Below is a list of all the books I read this month, along with excerpts from my reviews of them.
1. البحريات لـ أميمة الخميس – 2006
تدور أحداث هذه الرواية حول ثلاث نساء من الشرق الأوسط ”البحريات“ ذهبوا إلى وسط الصحراء ليعيشوا في الرياض، لأسباب مختلفة وفي فترات زمنية مختلفة.
أسلوب أميمة الخميس السردي جميل جدا، خاصة في النصف الأول من الرواية. أما في النصف الأخير، فكان هناك تكرار سردي ممل حيث تدهورت القصة نوع ما حتى ضاع المغزى.
2. رجال في الشمس لـ غسان كنفاني – 1963
هذه قرائتي الثانية لهذه الرواية العظيمة. استطاع كنفاني أن يروي من خلالها قصة مؤثرة ورمزية عن القضية الفلسطينية في ١١٠ صفحات فقط. تدور أحداث الرواية حول ثلاث رجال فلسطينيين يحاولون الهجرة إلى الكويت بالتهريب بعد أحداث النكبة.
This was a great little book with 15 suggestions on how to raise a feminist child. Adichie writes a letter in response to her friend who asked “how can I raise my daughter to be a feminist”.
4. My Cousin Rachel by Daphne Du Maurier – 1951
My Cousin Rachel is a suspenseful novel that tells the story of a young and very entitled Englishman, Philip Ashley, who inherits his cousin Ambrose’s estate and falls under the spell of his cousin Rachel, Ambrose’s widow. The novel is set in the 19th century in Cornwall, England, and is a Gothic tale full of thrill and suspense.
5. Batman: Year One by Frank Miller – 1987
“Batman: Year One” by Frank Miller is a comic book series that explores the origins of the Batman character in his early years as a vigilante crime-fighter in Gotham City. Not much about his actual childhood and his parents’ murders, but rather why and how he decided to be Batman. The story is told through the perspectives of both Batman/Bruce Wayne and Jim Gordon, a police lieutenant new to the city.
6. Animal Farm by George Orwell – 1945
This is my second time reading “Animal Farm” by George Orwell. The novel is a brilliant political allegory that tells the story of a group of farm animals who rebel against their human owner Mr.Jones and create a society based on the principles of equality and cooperation. As the story progresses, the pigs, who are the most intelligent animals on the farm, gradually take control and establish a totalitarian regime that oppresses the other animals.
“The League of Extraordinary Gentlemen” (Vol. 1 and 2) by Alan Moore and Kevin O’Neill is a comic book series that brings together a diverse cast of characters from classic literature and pop culture to form a team of Victorian-era adventurers.
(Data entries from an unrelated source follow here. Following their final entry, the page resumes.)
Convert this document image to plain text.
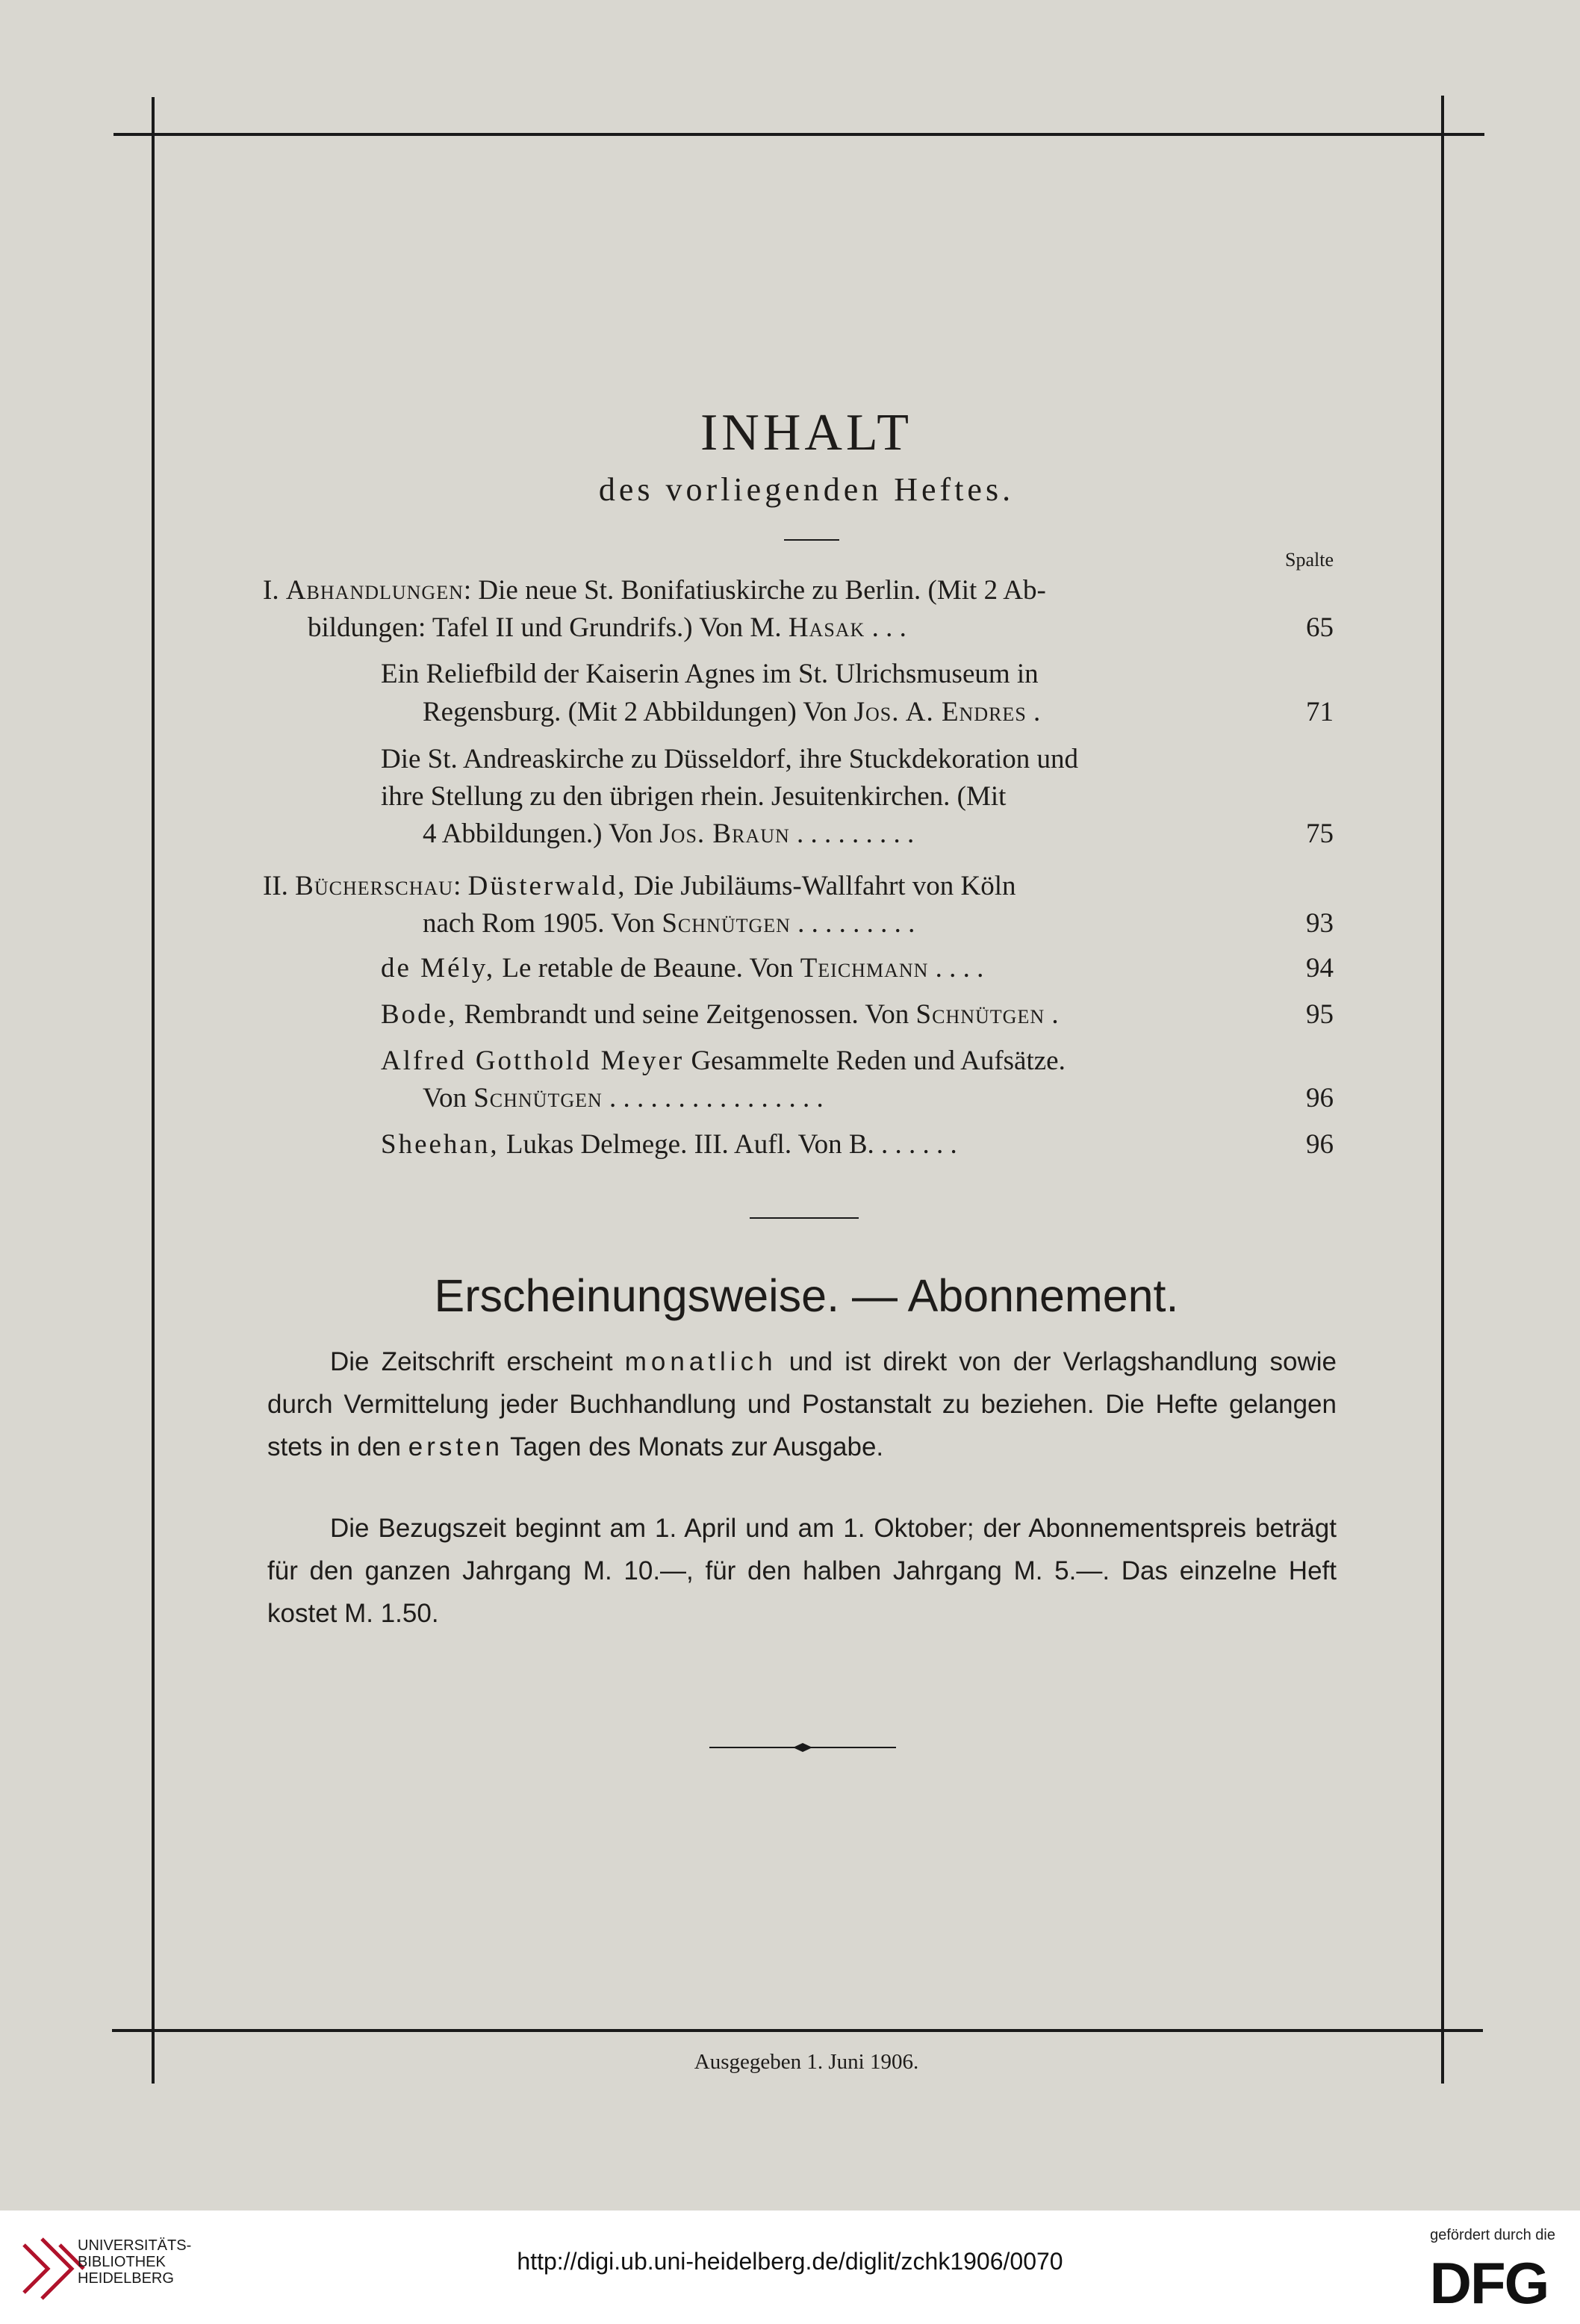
INHALT
des vorliegenden Heftes.
Spalte
I. Abhandlungen: Die neue St. Bonifatiuskirche zu Berlin. (Mit 2 Ab-
bildungen: Tafel II und Grundrifs.) Von M. Hasak . . .	65
Ein Reliefbild der Kaiserin Agnes im St. Ulrichsmuseum in
Regensburg. (Mit 2 Abbildungen) Von Jos. A. Endres .	71
Die St. Andreaskirche zu Düsseldorf, ihre Stuckdekoration und
ihre Stellung zu den übrigen rhein. Jesuitenkirchen. (Mit
4 Abbildungen.) Von Jos. Braun . . . . . . . . .	75
II. Bücherschau: Düsterwald, Die Jubiläums-Wallfahrt von Köln
nach Rom 1905. Von Schnütgen . . . . . . . . .	93
de Mély, Le retable de Beaune. Von Teichmann . . . .	94
Bode, Rembrandt und seine Zeitgenossen. Von Schnütgen .	95
Alfred Gotthold Meyer Gesammelte Reden und Aufsätze.
Von Schnütgen . . . . . . . . . . . . . . . .	96
Sheehan, Lukas Delmege. III. Aufl. Von B. . . . . . .	96
Erscheinungsweise. — Abonnement.

Die Zeitschrift erscheint monatlich und ist direkt von der Verlagshandlung sowie durch Vermittelung jeder Buchhandlung und Postanstalt zu beziehen. Die Hefte gelangen stets in den ersten Tagen des Monats zur Ausgabe.

Die Bezugszeit beginnt am 1. April und am 1. Oktober; der Abonnementspreis beträgt für den ganzen Jahrgang M. 10.—, für den halben Jahrgang M. 5.—. Das einzelne Heft kostet M. 1.50.

Ausgegeben 1. Juni 1906.
UNIVERSITÄTS-
BIBLIOTHEK
HEIDELBERG
http://digi.ub.uni-heidelberg.de/diglit/zchk1906/0070
gefördert durch die
DFG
I had high expectations from this comic since I absolutely love V for Vendetta and The Killing Joke by Alan Moore, but this was very disappointing for me.
We Have Always Lived in the Castle is a brilliant gothic novel that is so eerie in a way that only Shirley Jackson could write and it has definitely become one of my absolute favorites. It tells the story of two sisters, Merricat and Constance, who live in a large old house with their uncle Julian. The rest of their family was poisoned to death years ago, and the townspeople believe that Constance is responsible for the murders.
I don’t read a lot of poetry, but I came across a few poems by Emily Dickinson a while ago and loved them. So I decided to take a chance and read her entire collection written over the course of Dickinson’s life. Although it was A LOT to go through (took me a couple of months!), it was definitely worth it. I found a bunch of new poems that I absolutely loved.
10. Disobedience by Naomi Alderman – 2006
Disobedience is a novel that explores the complex relationships between family, faith, and sexuality in the Orthodox Jewish community. The story follows the life of Ronit, a young woman who grew up in a strict Jewish community in London but left to pursue a non-religious life in New York. When she returns to London to attend the funeral of her father, a prominent rabbi, Ronit is forced to confront the community and people she left behind.